The charts Alan and other Jyotishis use in their readings are called harmonic or divisional charts, and known as amshas or vargas in Sankskrit. “The simplest way to characterize them is to say they’re like musical harmonics, fractals, or holograms, wherein each sub-division contains a relation to the whole,” explained Alan.  He added that the charts themselves can get very complicated and reveal a deep level of a person’s subconscious.

These readings also differ from western readings in that the latter places a heavy emphasis on the psychological consequences and meaning of the birth chart, often times projecting states of mind and serving first and foremost as a tool to self-motivate. “[Western astrology] assumes anyone with adequate effort can make the best of a bad situation….[Jyotish] recognizes that karma comes in three forms — fixed, unfixed, and mixed — and that some people are inherently lucky or unlucky no matter what they do while others are capable of tipping the scales in the direction of their efforts” wrote Alan recently.

What is perhaps most interesting about Vedic Astrology is the dueling nature of the planets. For example, in my birth chart both Saturn and Mars have very strong presences. For me, Saturn’s position lends to the characteristics of organization, a knack for planning, and overall caution. However, at the same time Mars’s presence suggests that I am inclined to be a risk taker, a leader, with heightened ambition and a desire to get things done quickly.

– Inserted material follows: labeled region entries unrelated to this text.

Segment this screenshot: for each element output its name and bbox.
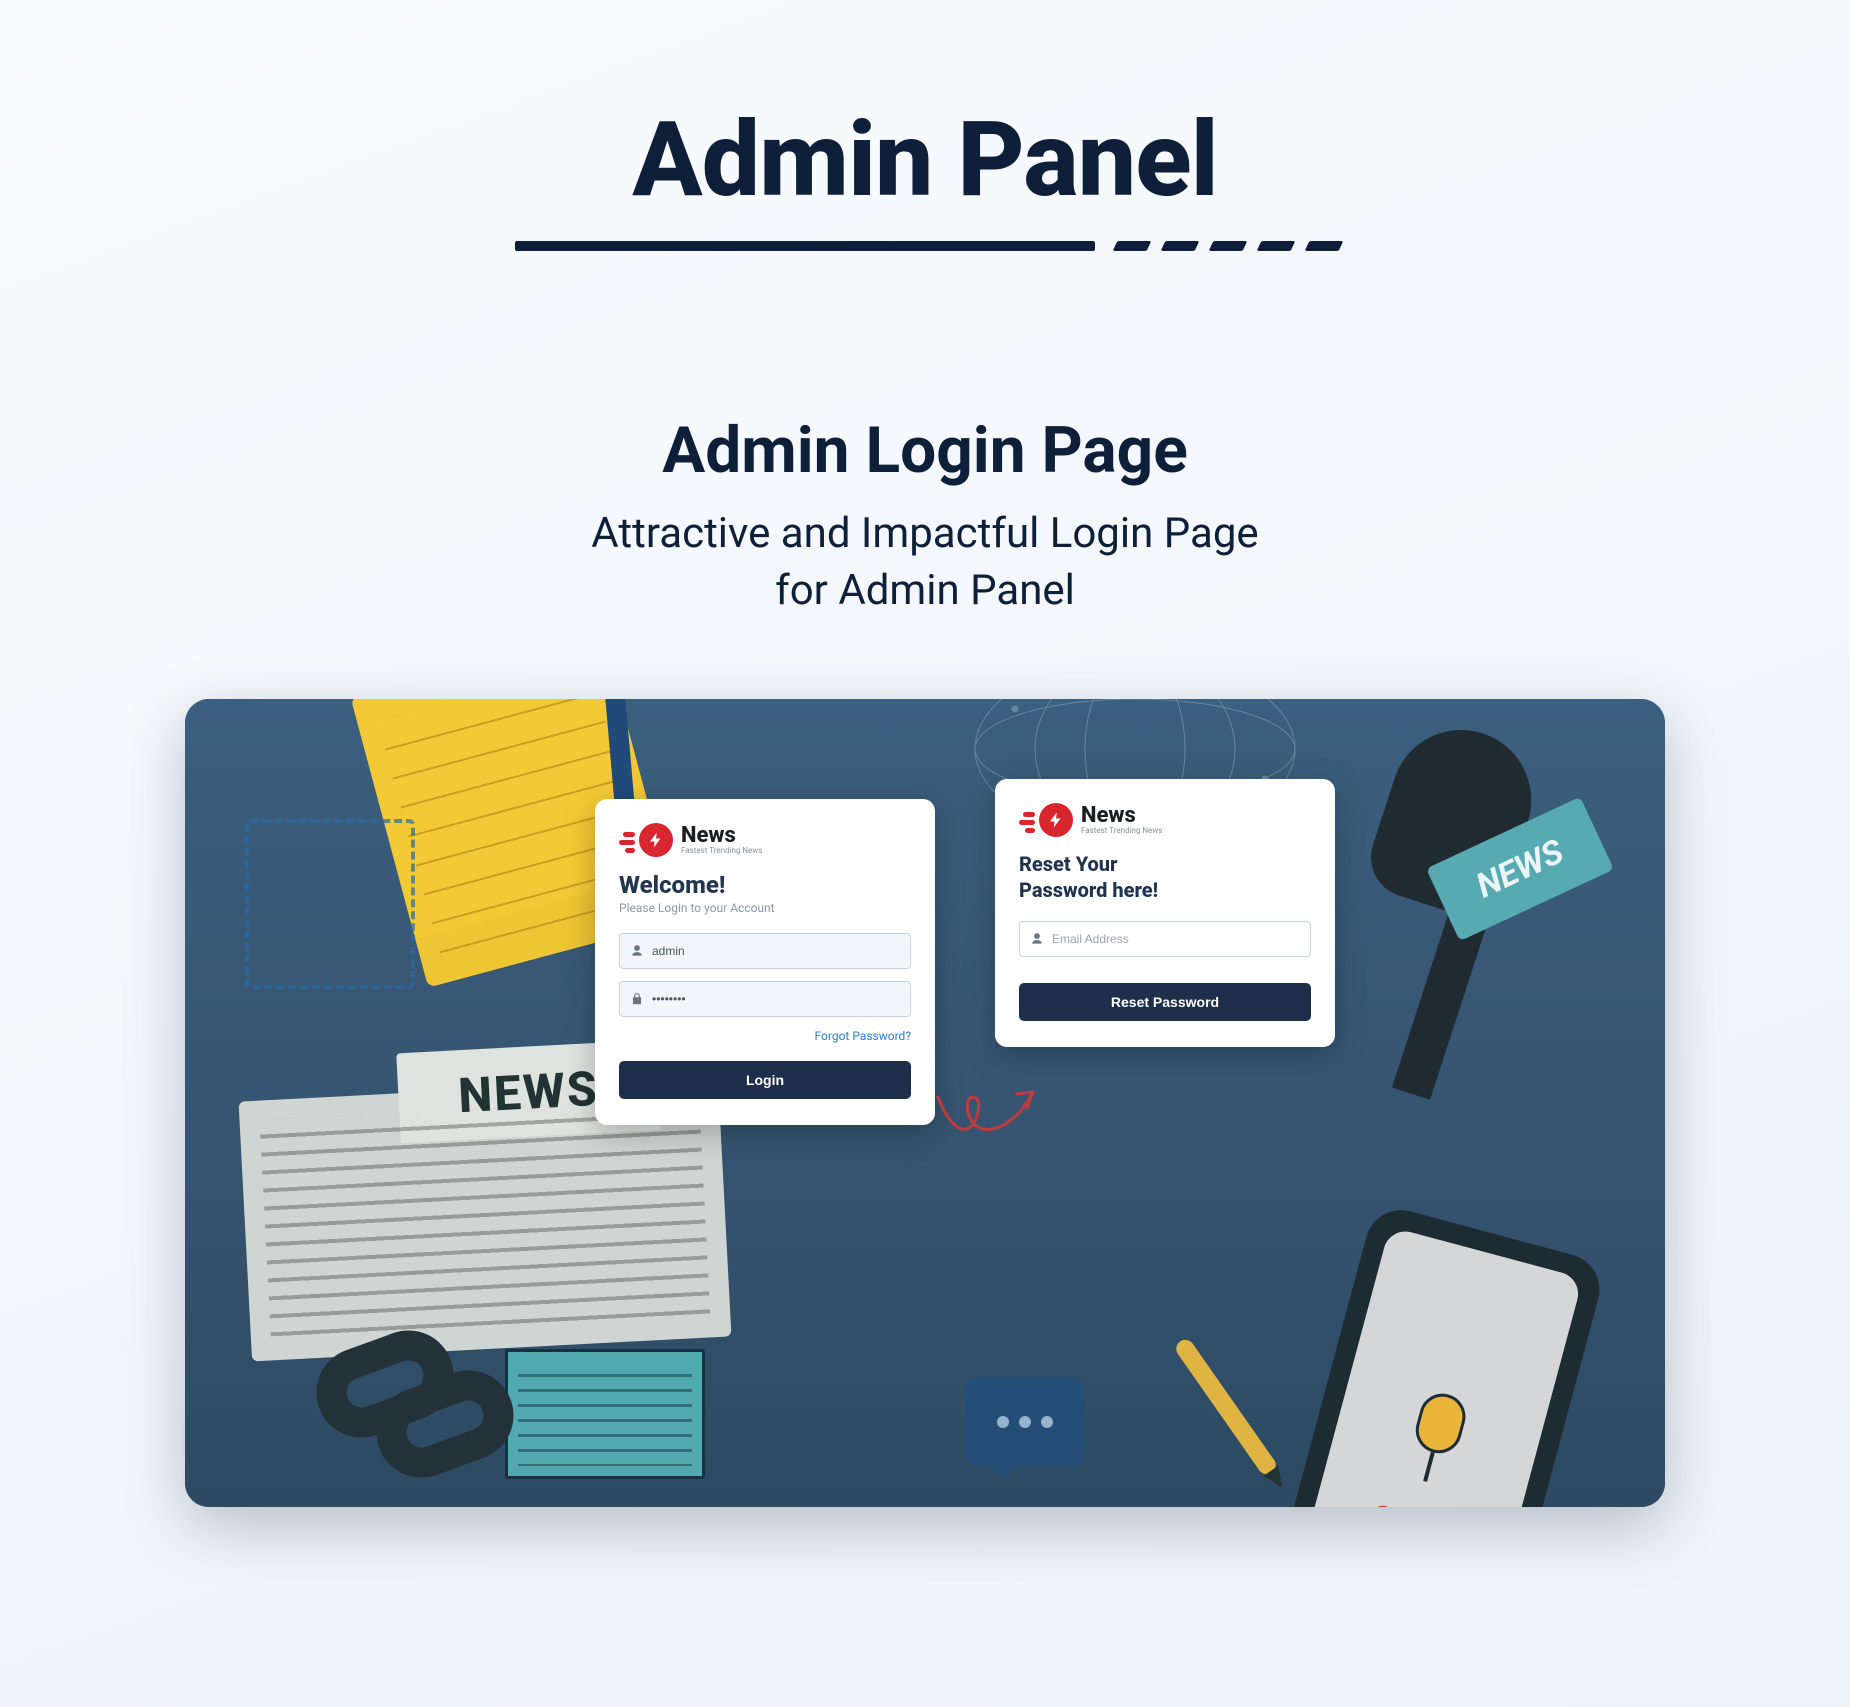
brand-tagline: Fastest Trending News (1081, 827, 1162, 835)
welcome-heading: Welcome! (619, 871, 911, 899)
brand-logo: News Fastest Trending News (1019, 803, 1311, 837)
news-logo-icon (1019, 803, 1073, 837)
lock-icon (628, 992, 646, 1006)
brand-name: News (681, 825, 762, 847)
brand-tagline: Fastest Trending News (681, 847, 762, 855)
username-field-wrap[interactable] (619, 933, 911, 969)
password-input[interactable] (646, 986, 902, 1012)
title-underline (515, 241, 1335, 253)
login-instruction: Please Login to your Account (619, 901, 911, 915)
chainlink-icon (315, 1339, 515, 1479)
section-description: Attractive and Impactful Login Page for … (0, 506, 1850, 619)
newspaper-small-icon (505, 1349, 705, 1479)
login-illustration-card: NEWS NEWS REC News Fastest Trending News (185, 699, 1665, 1507)
forgot-password-link[interactable]: Forgot Password? (815, 1029, 911, 1043)
reset-heading: Reset Your Password here! (1019, 851, 1311, 903)
section-subtitle: Admin Login Page (0, 413, 1850, 488)
chat-bubble-icon (965, 1377, 1085, 1467)
dashed-box-icon (245, 819, 415, 989)
microphone-icon (1305, 729, 1565, 1129)
email-input[interactable] (1046, 926, 1302, 952)
username-input[interactable] (646, 938, 902, 964)
user-icon (1028, 932, 1046, 946)
brand-logo: News Fastest Trending News (619, 823, 911, 857)
news-logo-icon (619, 823, 673, 857)
password-field-wrap[interactable] (619, 981, 911, 1017)
brand-name: News (1081, 805, 1162, 827)
user-icon (628, 944, 646, 958)
reset-password-button[interactable]: Reset Password (1019, 983, 1311, 1021)
login-button[interactable]: Login (619, 1061, 911, 1099)
reset-password-card: News Fastest Trending News Reset Your Pa… (995, 779, 1335, 1047)
login-card: News Fastest Trending News Welcome! Plea… (595, 799, 935, 1125)
email-field-wrap[interactable] (1019, 921, 1311, 957)
page-title: Admin Panel (0, 100, 1850, 221)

The strength of the two planets lends to an internal tug of war. My Jyotish reading illuminated a truth that I experience daily: I am simultaneously inclined to hold Warrior 2 until my legs quake, and surrender into child’s pose immediately, both on and off the mat.

Jyotish also addresses a person’s dharma and what careers a person would excel at. This is one of the biggest draws for many: the desire to be pointed in a direction and professional choices validated by the stars. When asked the ways in which a Jyotishi determines a person’s calling in life, Alan explained that it was about “finding a theme, like the grain in a good piece of wood…we look for a combination of planetary influence that act like a compass saying, ‘go this way because it is the right thing for you to do’.” For me, I would do best in a field where I can use my aptitude for personal relationships combined with my creativity. Alan suggested a career in public relations or communications would yield professional success.  Well, I am a writer and so it was nice to hear that.

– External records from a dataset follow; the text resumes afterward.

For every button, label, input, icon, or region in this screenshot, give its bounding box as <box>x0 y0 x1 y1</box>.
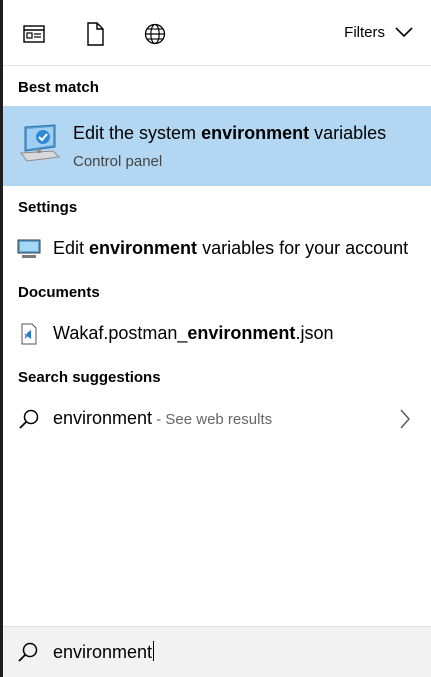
best-match-result[interactable]: Edit the system environment variables Co… <box>3 106 431 186</box>
web-suggestion-label: environment - See web results <box>53 408 273 428</box>
web-icon[interactable] <box>142 21 168 47</box>
filters-dropdown[interactable]: Filters <box>344 24 413 41</box>
monitor-icon <box>17 237 41 261</box>
best-match-header: Best match <box>18 79 99 96</box>
search-input[interactable]: environment <box>53 641 155 663</box>
search-box[interactable]: environment <box>3 626 431 677</box>
search-icon <box>17 641 39 668</box>
filter-toolbar: Filters <box>3 0 431 66</box>
search-panel: Filters Best match Edit the system envir… <box>0 0 431 677</box>
settings-result-label: Edit environment variables for your acco… <box>53 238 409 258</box>
document-result[interactable]: Wakaf.postman_environment.json <box>3 316 431 352</box>
document-result-label: Wakaf.postman_environment.json <box>53 323 334 343</box>
web-suggestion[interactable]: environment - See web results <box>3 401 431 437</box>
best-match-subtitle: Control panel <box>73 153 163 170</box>
apps-icon[interactable] <box>21 21 47 47</box>
chevron-down-icon <box>395 27 413 38</box>
chevron-right-icon[interactable] <box>399 409 411 434</box>
system-properties-icon <box>17 123 61 170</box>
vscode-file-icon <box>17 322 41 346</box>
search-suggestions-header: Search suggestions <box>18 369 161 386</box>
documents-header: Documents <box>18 284 100 301</box>
settings-header: Settings <box>18 199 78 216</box>
settings-result[interactable]: Edit environment variables for your acco… <box>3 231 431 267</box>
document-icon[interactable] <box>82 21 108 47</box>
filters-label: Filters <box>344 24 385 41</box>
search-icon <box>17 407 41 431</box>
best-match-title: Edit the system environment variables <box>73 123 387 143</box>
text-caret <box>153 641 155 661</box>
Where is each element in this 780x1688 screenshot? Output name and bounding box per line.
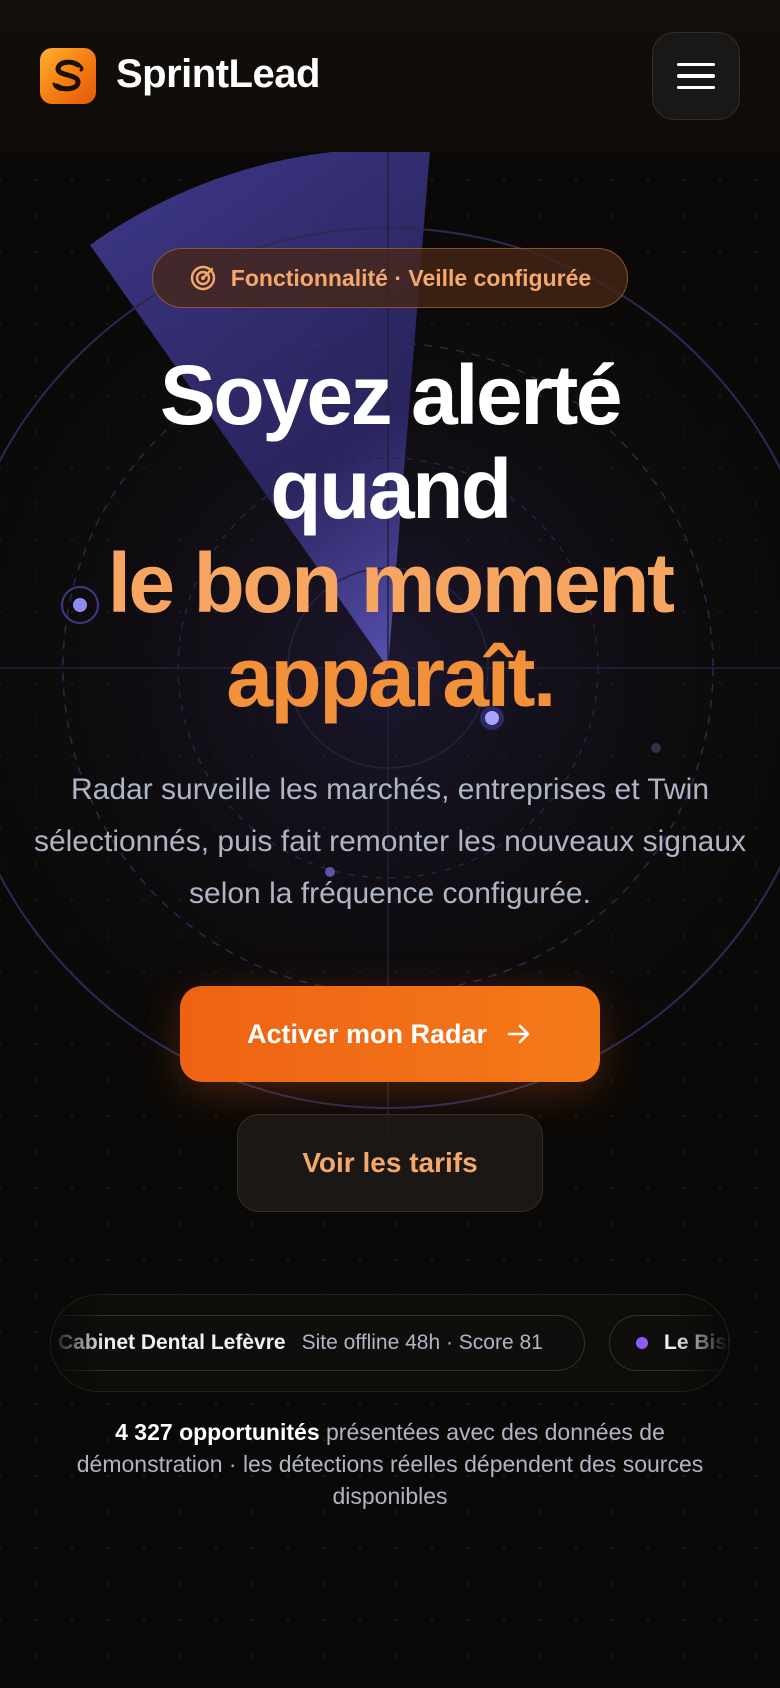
ticker-chip[interactable]: Le Bistrot [609,1315,729,1371]
headline-line-2: quand [270,442,512,536]
arrow-right-icon [507,1024,530,1044]
brand-name[interactable]: SprintLead [116,52,320,97]
activate-radar-button[interactable]: Activer mon Radar [180,986,600,1082]
ticker-chip-name: Le Bistrot [664,1331,729,1354]
sprintlead-logo-icon[interactable] [40,48,96,104]
opportunity-ticker: Cabinet Dental Lefèvre Site offline 48h … [50,1294,730,1392]
radar-target-icon [190,265,215,291]
hero-subtitle: Radar surveille les marchés, entreprises… [33,773,747,910]
headline-line-4: apparaît. [226,630,556,724]
view-pricing-label: Voir les tarifs [302,1147,478,1178]
hero-headline: Soyez alerté quand le bon moment apparaî… [0,348,780,724]
top-navigation-bar: SprintLead [0,0,780,152]
feature-badge-label: Fonctionnalité · Veille configurée [230,264,592,291]
view-pricing-button[interactable]: Voir les tarifs [237,1114,543,1212]
hamburger-menu-icon [677,62,715,67]
headline-line-1: Soyez alerté [159,348,623,442]
ticker-chip-meta: Site offline 48h · Score 81 [301,1331,543,1354]
headline-line-3: le bon moment [107,536,675,630]
ticker-chip-name: Cabinet Dental Lefèvre [58,1331,286,1354]
feature-badge: Fonctionnalité · Veille configurée [152,248,628,308]
ticker-chip[interactable]: Cabinet Dental Lefèvre Site offline 48h … [51,1315,585,1371]
demo-stats-text: 4 327 opportunités présentées avec des d… [40,1416,740,1512]
hamburger-menu-button[interactable] [652,32,740,120]
status-dot-icon [636,1337,648,1349]
opportunity-count: 4 327 opportunités [115,1419,320,1445]
activate-radar-label: Activer mon Radar [246,1018,488,1049]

It was during this portion of the reading that the “houses”, the divisions relating to different aspects of one’s life, came into play. Like the planets, each of the 12 houses has a capacity to be strong, weak or ordinary, and each has a different impact on an individual’s personal characteristics.  Each person’s combination will be unique to them, and it is possible over multiple readings to delve very deep into the subdivisions of the charts in order to achieve higher specificity. In some cases, Alan will bring in palmistry to his readings, asking clients who cannot meet in person to send them pictures of their hands.

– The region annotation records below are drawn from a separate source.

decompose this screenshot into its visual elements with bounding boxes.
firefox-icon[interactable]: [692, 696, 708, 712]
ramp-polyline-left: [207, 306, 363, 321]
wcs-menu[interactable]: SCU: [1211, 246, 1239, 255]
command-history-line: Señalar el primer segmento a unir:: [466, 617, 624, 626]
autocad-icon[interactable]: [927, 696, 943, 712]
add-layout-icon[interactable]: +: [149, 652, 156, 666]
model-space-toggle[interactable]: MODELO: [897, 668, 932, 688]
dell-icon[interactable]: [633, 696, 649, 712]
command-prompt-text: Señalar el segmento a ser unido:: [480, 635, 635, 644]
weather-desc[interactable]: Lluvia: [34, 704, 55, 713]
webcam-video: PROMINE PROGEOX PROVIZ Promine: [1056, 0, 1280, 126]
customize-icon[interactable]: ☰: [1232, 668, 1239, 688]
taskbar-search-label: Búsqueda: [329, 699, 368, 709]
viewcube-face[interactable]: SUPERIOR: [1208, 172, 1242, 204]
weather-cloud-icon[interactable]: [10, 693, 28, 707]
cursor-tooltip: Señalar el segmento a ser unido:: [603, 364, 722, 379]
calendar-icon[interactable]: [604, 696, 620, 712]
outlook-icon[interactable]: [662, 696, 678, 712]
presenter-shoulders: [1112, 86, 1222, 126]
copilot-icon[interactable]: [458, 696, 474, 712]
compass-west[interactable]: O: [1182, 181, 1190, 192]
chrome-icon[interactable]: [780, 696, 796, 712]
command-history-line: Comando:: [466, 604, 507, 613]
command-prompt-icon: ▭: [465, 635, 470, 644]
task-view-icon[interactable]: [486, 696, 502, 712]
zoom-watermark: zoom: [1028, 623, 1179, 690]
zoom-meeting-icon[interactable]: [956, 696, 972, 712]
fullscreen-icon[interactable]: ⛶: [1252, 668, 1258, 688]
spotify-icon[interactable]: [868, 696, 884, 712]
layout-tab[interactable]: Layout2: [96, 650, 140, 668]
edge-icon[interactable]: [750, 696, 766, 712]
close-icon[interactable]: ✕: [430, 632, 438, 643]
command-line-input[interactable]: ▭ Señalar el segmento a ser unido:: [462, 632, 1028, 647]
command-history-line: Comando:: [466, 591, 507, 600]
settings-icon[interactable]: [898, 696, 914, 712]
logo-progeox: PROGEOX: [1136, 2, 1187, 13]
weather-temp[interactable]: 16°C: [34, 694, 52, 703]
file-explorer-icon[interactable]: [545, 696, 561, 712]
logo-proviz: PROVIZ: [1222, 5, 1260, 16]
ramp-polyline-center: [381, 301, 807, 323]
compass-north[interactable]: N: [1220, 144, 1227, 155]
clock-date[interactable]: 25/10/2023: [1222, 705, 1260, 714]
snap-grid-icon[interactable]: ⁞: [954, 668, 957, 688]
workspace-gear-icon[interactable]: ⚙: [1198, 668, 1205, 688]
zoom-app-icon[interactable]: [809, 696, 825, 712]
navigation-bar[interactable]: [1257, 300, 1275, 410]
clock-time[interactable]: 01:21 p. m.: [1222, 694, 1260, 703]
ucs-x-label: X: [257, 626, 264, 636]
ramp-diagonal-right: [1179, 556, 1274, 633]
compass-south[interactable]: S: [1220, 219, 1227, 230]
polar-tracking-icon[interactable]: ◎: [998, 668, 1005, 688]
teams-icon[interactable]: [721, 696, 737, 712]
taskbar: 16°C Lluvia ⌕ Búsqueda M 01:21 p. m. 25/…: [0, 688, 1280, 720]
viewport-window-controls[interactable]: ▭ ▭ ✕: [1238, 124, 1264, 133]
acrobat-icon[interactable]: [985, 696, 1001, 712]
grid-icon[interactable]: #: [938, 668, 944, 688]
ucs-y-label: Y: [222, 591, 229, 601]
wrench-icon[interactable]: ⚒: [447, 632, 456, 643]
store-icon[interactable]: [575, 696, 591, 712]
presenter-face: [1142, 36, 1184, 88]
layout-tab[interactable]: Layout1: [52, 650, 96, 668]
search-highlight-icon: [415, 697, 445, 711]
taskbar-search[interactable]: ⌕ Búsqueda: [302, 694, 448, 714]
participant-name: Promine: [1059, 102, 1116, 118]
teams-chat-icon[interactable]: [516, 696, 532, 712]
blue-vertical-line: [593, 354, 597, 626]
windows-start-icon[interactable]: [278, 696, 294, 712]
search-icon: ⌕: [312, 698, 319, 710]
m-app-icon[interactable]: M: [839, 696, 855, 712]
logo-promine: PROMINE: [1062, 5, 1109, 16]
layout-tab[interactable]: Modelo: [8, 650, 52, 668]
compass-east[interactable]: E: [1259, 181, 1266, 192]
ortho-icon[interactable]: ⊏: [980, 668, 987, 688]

Though an initial skeptic, the reading proved an educational experience, and by the end Alan took on the role of supportive life coach, offering advice on how to achieve balance and personal fulfillment based on my chart. He recommends that every person undergo a Vedic reading, and parents should obtain an “astrological profile” of their child at age fourteen, in order to be able to more successfully guide and support them.

For yogis especially, undergoing a reading can prove valuable. “ Vedic Astrology addresses all four needs of life: Artha, Karma, Dharma and Moksha…More specifically for people in a spiritual practice, Jyotish can comment on various issues that arise in our practice,” said Alan.

I realized that consulting a talented Jyotishi such as Alan is worth the investment. If nothing else it will give you a reason to be exactly who you are, as it is written in the stars.